Damn it we deserve it. I’m not saying that it’s all the time. And we traded up slowly. We got a tv one year, then a couch the next year, and this year a new mattress.

So yes we didn’t need it but we deserved it. And it was a huge leap to go from free crap to brand new stuff. Stuff that was 1000% improvement. How do you trade in a $100 mattress/boxspring set to a $750? Free couch to $1000 couch? free pots and pans to $300 set? $300 tv to $1000 tv?

Geez that’s true luxury. Yes we drive our crummy cars, but I can’t complain. I have so much stuff that I dreamed about when we were broke! I slept without a bed for 2 years.

I have cable for 3 years after almost 10 years without. I have HD for 1 year after 9 years without. Geez. My life is good.

Kevin September 14, 2008 at 10:09 pm

@LAL: Different life views, I suppose. There is a fine line between spending it now and spending it later. There is risk you don’t make it to “later”, I’ll admit that.

Then again we all assume everything is going to be okay tomorrow. What if you are in wreck, but aren’t killed? Medical bills piling up. Income down severely. I’d rather have the extra money than the new couch.

Balance is key, definitely.

Slinky September 15, 2008 at 9:51 am

My fiancee uses a percentage for any windfalls. X% for spending, Y% for savings, and Z% for paying down debt.

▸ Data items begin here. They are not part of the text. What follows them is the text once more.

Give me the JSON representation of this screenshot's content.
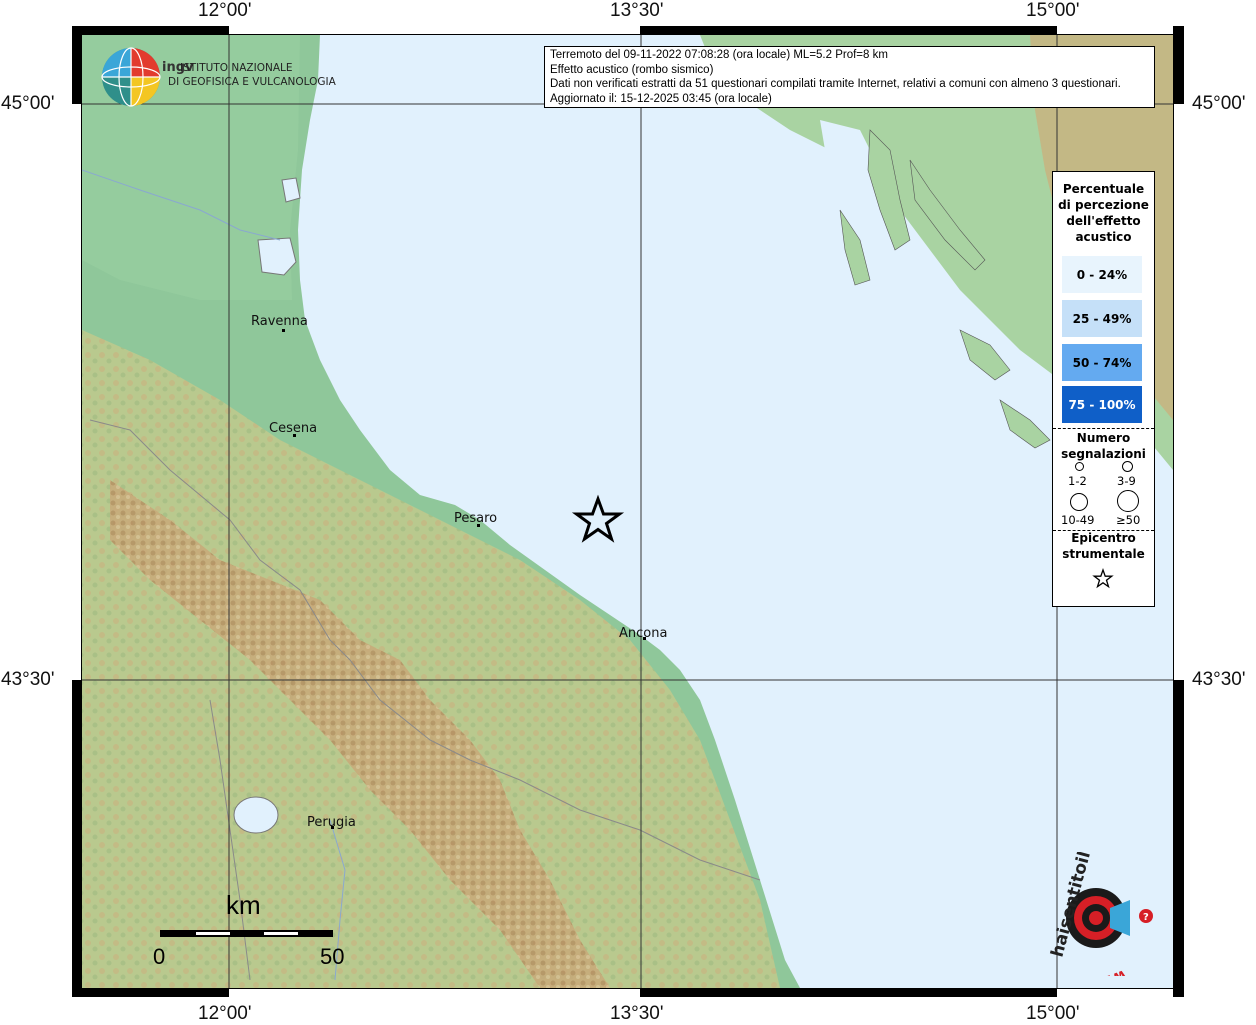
{
  "ticks": {
    "lon_top": [
      "12°00'",
      "13°30'",
      "15°00'"
    ],
    "lon_bottom": [
      "12°00'",
      "13°30'",
      "15°00'"
    ],
    "lat_left": [
      "45°00'",
      "43°30'"
    ],
    "lat_right": [
      "45°00'",
      "43°30'"
    ]
  },
  "logo": {
    "org_line1": "ISTITUTO NAZIONALE",
    "org_line2": "DI GEOFISICA E VULCANOLOGIA",
    "badge": "ingv"
  },
  "info": {
    "line1": "Terremoto del 09-11-2022 07:08:28 (ora locale) ML=5.2 Prof=8 km",
    "line2": "Effetto acustico (rombo sismico)",
    "line3": "Dati non verificati estratti da 51 questionari compilati tramite Internet, relativi a comuni con almeno 3 questionari.",
    "line4": "Aggiornato il: 15-12-2025 03:45 (ora locale)"
  },
  "legend": {
    "title_lines": [
      "Percentuale",
      "di percezione",
      "dell'effetto",
      "acustico"
    ],
    "classes": [
      {
        "label": "0 - 24%",
        "color": "#e8f4fd",
        "text_color": "#000000"
      },
      {
        "label": "25 - 49%",
        "color": "#c5e0f8",
        "text_color": "#000000"
      },
      {
        "label": "50 - 74%",
        "color": "#64aaf0",
        "text_color": "#000000"
      },
      {
        "label": "75 - 100%",
        "color": "#0f5fc8",
        "text_color": "#ffffff"
      }
    ],
    "count_title_lines": [
      "Numero",
      "segnalazioni"
    ],
    "counts": [
      "1-2",
      "3-9",
      "10-49",
      "≥50"
    ],
    "epicenter_title_lines": [
      "Epicentro",
      "strumentale"
    ]
  },
  "cities": [
    "Ravenna",
    "Cesena",
    "Pesaro",
    "Ancona",
    "Perugia"
  ],
  "scale": {
    "unit": "km",
    "start": "0",
    "end": "50"
  },
  "colors": {
    "sea": "#e1f1fd",
    "lowland": "#8fc79a",
    "hills": "#b7c98c",
    "mountains": "#c9a77b",
    "croatia": "#a9d3a2"
  },
  "website_logo": {
    "text": "haisentitoilterremoto.it",
    "url_text": "www."
  }
}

I don’t really have a set system. Sometimes the extra in one category covers the deficit in another, sometimes it goes towards a goal and sometimes it goes towards an item that I’ve wanted for a while but never quite found the money for.

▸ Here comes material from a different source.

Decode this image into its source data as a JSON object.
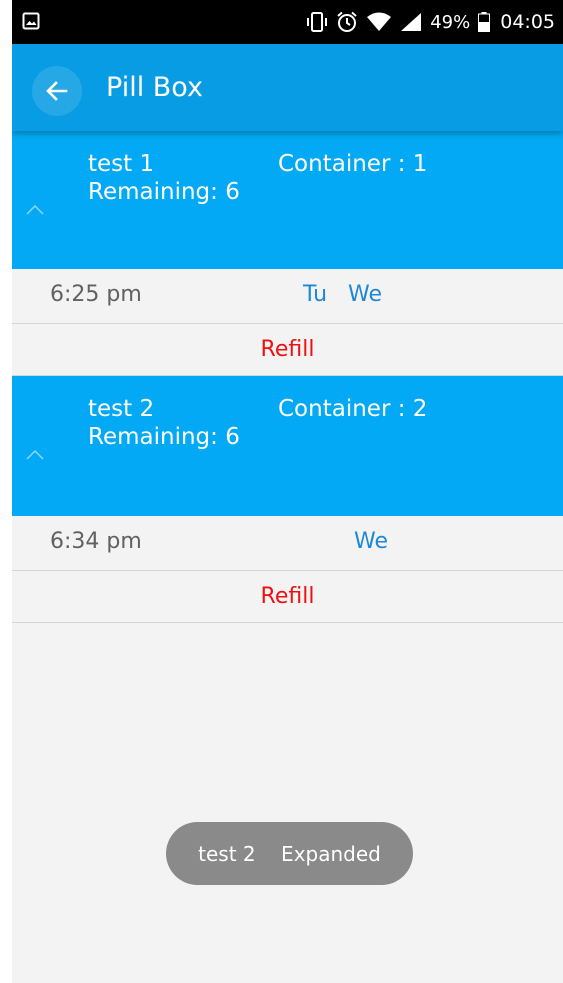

I was just looking at my budget this morning, and I have an extra $50. I’m debating if I should put it towards one of my goals or save it towards the file cabinet that I want or a new pair of jeans (for work). I often look at these choices by debating which would improve my quality of life more. Considering the options from that perspective, I’m leaning towards the file cabinet. The giant pile of papers on my desk makes me seriously unhappy.